Now what happens if you implement the doGet method, and don't implement the doHead? I would expect the servlet container return 405 method not allowed status, as it would do for any other HTTP method that i did not implement. But what really happens is the servlet container is calling the doGet instead, and drops the body (if you wrote anything to it). I can understand why this was the servlet container implementation, according the the specification the functionality still holds if we drop the body, we still return the HTTP headers and everybody happy...

So what is the problem?

The problem is performance. If the body generation is "CPU / IO / MEMORY" intensive operation you would like to do this operation as little as possible, so what you really should do in this case is implement the doHead method and calculate the HTTP headers for this request and set them, then implement the doGet method in the same way in addition to the body generation and setting. Because the default servlet container is working in this way, it is very easy not to pay attention to this, and implement only the doGet (which is very common thing to do) and don't think of implement anything else.

Now for browser based applications, this is fine, because when writing a web UI you usually will implement only doGet and doPost methods, but when working with servlets you often do not write regular user UI application. It is very low level API for this, so it is used for web services, or other processing methods. At this time i would expect the container not to act as it acts.

By the way, if you implement doPost for example and execute HEAD on the same servlet, you get 405 method not allowed status, as expected, so the only confusion happens when you implement doGet.

I even looked at the servlet 2.5 spec itself to see if the spec authors are mentioning this behavior anywhere, but could not find anything. Hence this is just container's optimization :)

I guess that in some cases this could even lead to some memory problems if the servlet container implementation is poor...

Beware...

5 comments:

  1. Why does it matter? HEAD is almost never called, right?

    ReplyDelete
  2. HEAD is used when you don't actually need a file's contents.
    This is useful to check characteristics of a resource without actually downloading it, thus saving bandwidth.
    Basically some other implementations may call your servlet, and they may decide to call the HEAD method before invoking the real GET method (like sending a spy to see what type of resource is it, it's size and other interesting information). This is what happened in my case, I had to write a servlet which is called by other server which I don't own. My goGet method is very resource intensive call, so calling it twice is a big waste..

    ReplyDelete
  3. That seems like sensible behaviour, IMO. It could perhaps be better documented, but it does meet with the HTTP standard and it does ensure that your HEAD is identical to your GET except for the content.

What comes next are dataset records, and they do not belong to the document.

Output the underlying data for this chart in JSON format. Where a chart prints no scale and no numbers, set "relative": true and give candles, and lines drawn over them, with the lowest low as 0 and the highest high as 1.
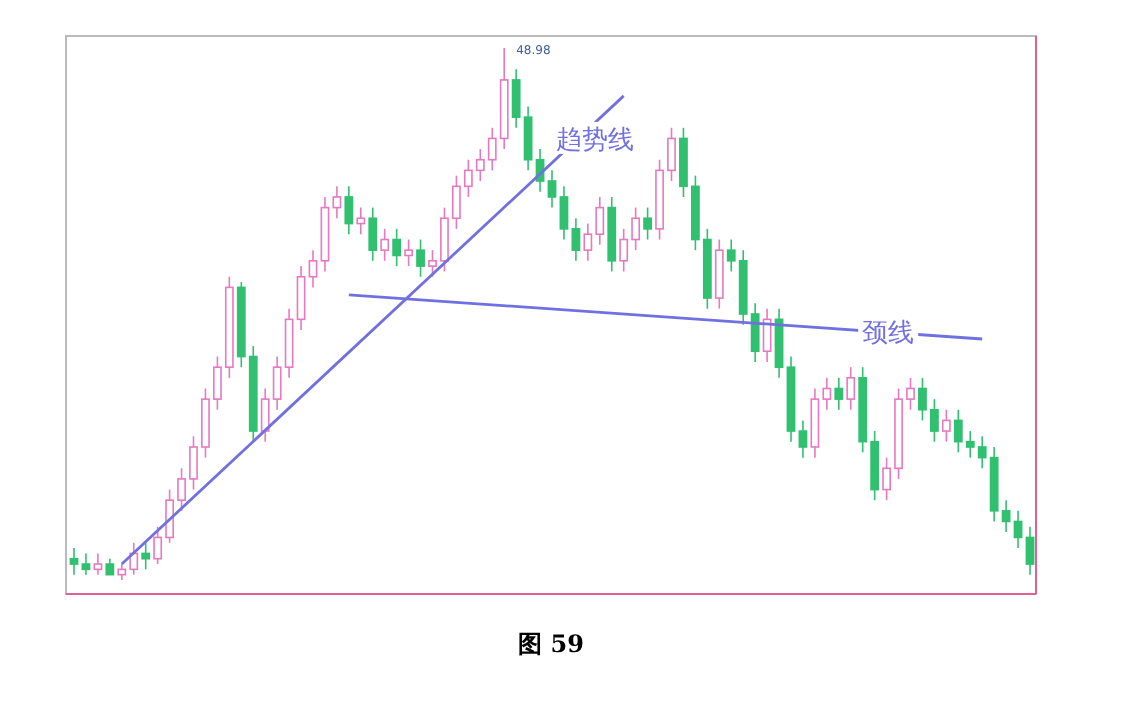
{
  "chart_data": {
    "type": "candlestick",
    "title": "图 59",
    "relative": true,
    "categories": [
      null,
      null,
      null,
      null,
      null,
      null,
      null,
      null,
      null,
      null,
      null,
      null,
      null,
      null,
      null,
      null,
      null,
      null,
      null,
      null,
      null,
      null,
      null,
      null,
      null,
      null,
      null,
      null,
      null,
      null,
      null,
      null,
      null,
      null,
      null,
      null,
      null,
      null,
      null,
      null,
      null,
      null,
      null,
      null,
      null,
      null,
      null,
      null,
      null,
      null,
      null,
      null,
      null,
      null,
      null,
      null,
      null,
      null,
      null,
      null,
      null,
      null,
      null,
      null,
      null,
      null,
      null,
      null,
      null,
      null,
      null,
      null,
      null,
      null,
      null,
      null,
      null,
      null,
      null,
      null,
      null
    ],
    "ohlc": [
      [
        0.04,
        0.06,
        0.01,
        0.03
      ],
      [
        0.03,
        0.05,
        0.01,
        0.02
      ],
      [
        0.02,
        0.05,
        0.01,
        0.03
      ],
      [
        0.03,
        0.04,
        0.01,
        0.01
      ],
      [
        0.01,
        0.03,
        0,
        0.02
      ],
      [
        0.02,
        0.07,
        0.01,
        0.05
      ],
      [
        0.05,
        0.07,
        0.02,
        0.04
      ],
      [
        0.04,
        0.1,
        0.03,
        0.08
      ],
      [
        0.08,
        0.17,
        0.07,
        0.15
      ],
      [
        0.15,
        0.21,
        0.13,
        0.19
      ],
      [
        0.19,
        0.27,
        0.17,
        0.25
      ],
      [
        0.25,
        0.36,
        0.23,
        0.34
      ],
      [
        0.34,
        0.42,
        0.32,
        0.4
      ],
      [
        0.4,
        0.57,
        0.38,
        0.55
      ],
      [
        0.55,
        0.56,
        0.4,
        0.42
      ],
      [
        0.42,
        0.44,
        0.26,
        0.28
      ],
      [
        0.28,
        0.36,
        0.26,
        0.34
      ],
      [
        0.34,
        0.42,
        0.32,
        0.4
      ],
      [
        0.4,
        0.51,
        0.38,
        0.49
      ],
      [
        0.49,
        0.59,
        0.47,
        0.57
      ],
      [
        0.57,
        0.62,
        0.55,
        0.6
      ],
      [
        0.6,
        0.72,
        0.58,
        0.7
      ],
      [
        0.7,
        0.74,
        0.68,
        0.72
      ],
      [
        0.72,
        0.74,
        0.65,
        0.67
      ],
      [
        0.67,
        0.7,
        0.65,
        0.68
      ],
      [
        0.68,
        0.7,
        0.6,
        0.62
      ],
      [
        0.62,
        0.66,
        0.6,
        0.64
      ],
      [
        0.64,
        0.66,
        0.59,
        0.61
      ],
      [
        0.61,
        0.64,
        0.59,
        0.62
      ],
      [
        0.62,
        0.64,
        0.57,
        0.59
      ],
      [
        0.59,
        0.62,
        0.57,
        0.6
      ],
      [
        0.6,
        0.7,
        0.58,
        0.68
      ],
      [
        0.68,
        0.76,
        0.66,
        0.74
      ],
      [
        0.74,
        0.79,
        0.72,
        0.77
      ],
      [
        0.77,
        0.81,
        0.75,
        0.79
      ],
      [
        0.79,
        0.85,
        0.77,
        0.83
      ],
      [
        0.83,
        1,
        0.81,
        0.94
      ],
      [
        0.94,
        0.96,
        0.85,
        0.87
      ],
      [
        0.87,
        0.89,
        0.77,
        0.79
      ],
      [
        0.79,
        0.81,
        0.73,
        0.75
      ],
      [
        0.75,
        0.77,
        0.7,
        0.72
      ],
      [
        0.72,
        0.74,
        0.64,
        0.66
      ],
      [
        0.66,
        0.68,
        0.6,
        0.62
      ],
      [
        0.62,
        0.67,
        0.6,
        0.65
      ],
      [
        0.65,
        0.72,
        0.63,
        0.7
      ],
      [
        0.7,
        0.72,
        0.58,
        0.6
      ],
      [
        0.6,
        0.66,
        0.58,
        0.64
      ],
      [
        0.64,
        0.7,
        0.62,
        0.68
      ],
      [
        0.68,
        0.7,
        0.64,
        0.66
      ],
      [
        0.66,
        0.79,
        0.64,
        0.77
      ],
      [
        0.77,
        0.85,
        0.75,
        0.83
      ],
      [
        0.83,
        0.85,
        0.72,
        0.74
      ],
      [
        0.74,
        0.76,
        0.62,
        0.64
      ],
      [
        0.64,
        0.66,
        0.51,
        0.53
      ],
      [
        0.53,
        0.64,
        0.51,
        0.62
      ],
      [
        0.62,
        0.64,
        0.58,
        0.6
      ],
      [
        0.6,
        0.62,
        0.48,
        0.5
      ],
      [
        0.5,
        0.52,
        0.41,
        0.43
      ],
      [
        0.43,
        0.51,
        0.41,
        0.49
      ],
      [
        0.49,
        0.51,
        0.38,
        0.4
      ],
      [
        0.4,
        0.42,
        0.26,
        0.28
      ],
      [
        0.28,
        0.3,
        0.23,
        0.25
      ],
      [
        0.25,
        0.36,
        0.23,
        0.34
      ],
      [
        0.34,
        0.38,
        0.32,
        0.36
      ],
      [
        0.36,
        0.38,
        0.32,
        0.34
      ],
      [
        0.34,
        0.4,
        0.32,
        0.38
      ],
      [
        0.38,
        0.4,
        0.24,
        0.26
      ],
      [
        0.26,
        0.28,
        0.15,
        0.17
      ],
      [
        0.17,
        0.23,
        0.15,
        0.21
      ],
      [
        0.21,
        0.36,
        0.19,
        0.34
      ],
      [
        0.34,
        0.38,
        0.32,
        0.36
      ],
      [
        0.36,
        0.38,
        0.3,
        0.32
      ],
      [
        0.32,
        0.34,
        0.26,
        0.28
      ],
      [
        0.28,
        0.32,
        0.26,
        0.3
      ],
      [
        0.3,
        0.32,
        0.24,
        0.26
      ],
      [
        0.26,
        0.28,
        0.23,
        0.25
      ],
      [
        0.25,
        0.27,
        0.21,
        0.23
      ],
      [
        0.23,
        0.25,
        0.11,
        0.13
      ],
      [
        0.13,
        0.15,
        0.09,
        0.11
      ],
      [
        0.11,
        0.13,
        0.06,
        0.08
      ],
      [
        0.08,
        0.1,
        0.01,
        0.03
      ]
    ],
    "series": [
      {
        "type": "line",
        "name": "趋势线",
        "color": "#7070e0",
        "values": [
          null,
          null,
          null,
          null,
          0.03,
          null,
          null,
          null,
          null,
          null,
          null,
          null,
          null,
          null,
          null,
          null,
          null,
          null,
          null,
          null,
          null,
          null,
          null,
          null,
          null,
          null,
          null,
          null,
          null,
          null,
          null,
          null,
          null,
          null,
          null,
          null,
          null,
          null,
          null,
          null,
          null,
          null,
          null,
          null,
          null,
          null,
          0.91,
          null,
          null,
          null,
          null,
          null,
          null,
          null,
          null,
          null,
          null,
          null,
          null,
          null,
          null,
          null,
          null,
          null,
          null,
          null,
          null,
          null,
          null,
          null,
          null,
          null,
          null,
          null,
          null,
          null,
          null,
          null,
          null,
          null,
          null
        ]
      },
      {
        "type": "line",
        "name": "颈线",
        "color": "#7070e0",
        "values": [
          null,
          null,
          null,
          null,
          null,
          null,
          null,
          null,
          null,
          null,
          null,
          null,
          null,
          null,
          null,
          null,
          null,
          null,
          null,
          null,
          null,
          null,
          null,
          0.536,
          null,
          null,
          null,
          null,
          null,
          null,
          null,
          null,
          null,
          null,
          null,
          null,
          null,
          null,
          null,
          null,
          null,
          null,
          null,
          null,
          null,
          null,
          null,
          null,
          null,
          null,
          null,
          null,
          null,
          null,
          null,
          null,
          null,
          null,
          null,
          null,
          null,
          null,
          null,
          null,
          null,
          null,
          null,
          null,
          null,
          null,
          null,
          null,
          null,
          null,
          null,
          null,
          0.453,
          null,
          null,
          null,
          null
        ]
      }
    ],
    "annotations": [
      "48.98"
    ]
  }
}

    If you can return identical headers without the overhead then that's great - separate it out and implement the doHead() method. If you can't return identical headers without the overhead then the only way to do it is to generate everything and drop the body, which is exactly what they do.

    ReplyDelete
  4. I know what HEAD is for, I'm just saying that it doesn't get called often. When I look at apache logs for the web sites I run, only GET and POST get called. None of the others get called. Ever.

    If it never gets called, why worry about it?

    ReplyDelete
  5. It is called. Maybe not in your scenario.. In fact in our scenario, it is called each time before the actual GET is called, the client (another server) is executing it to see if it really need to call the expensive GET method..

    ReplyDelete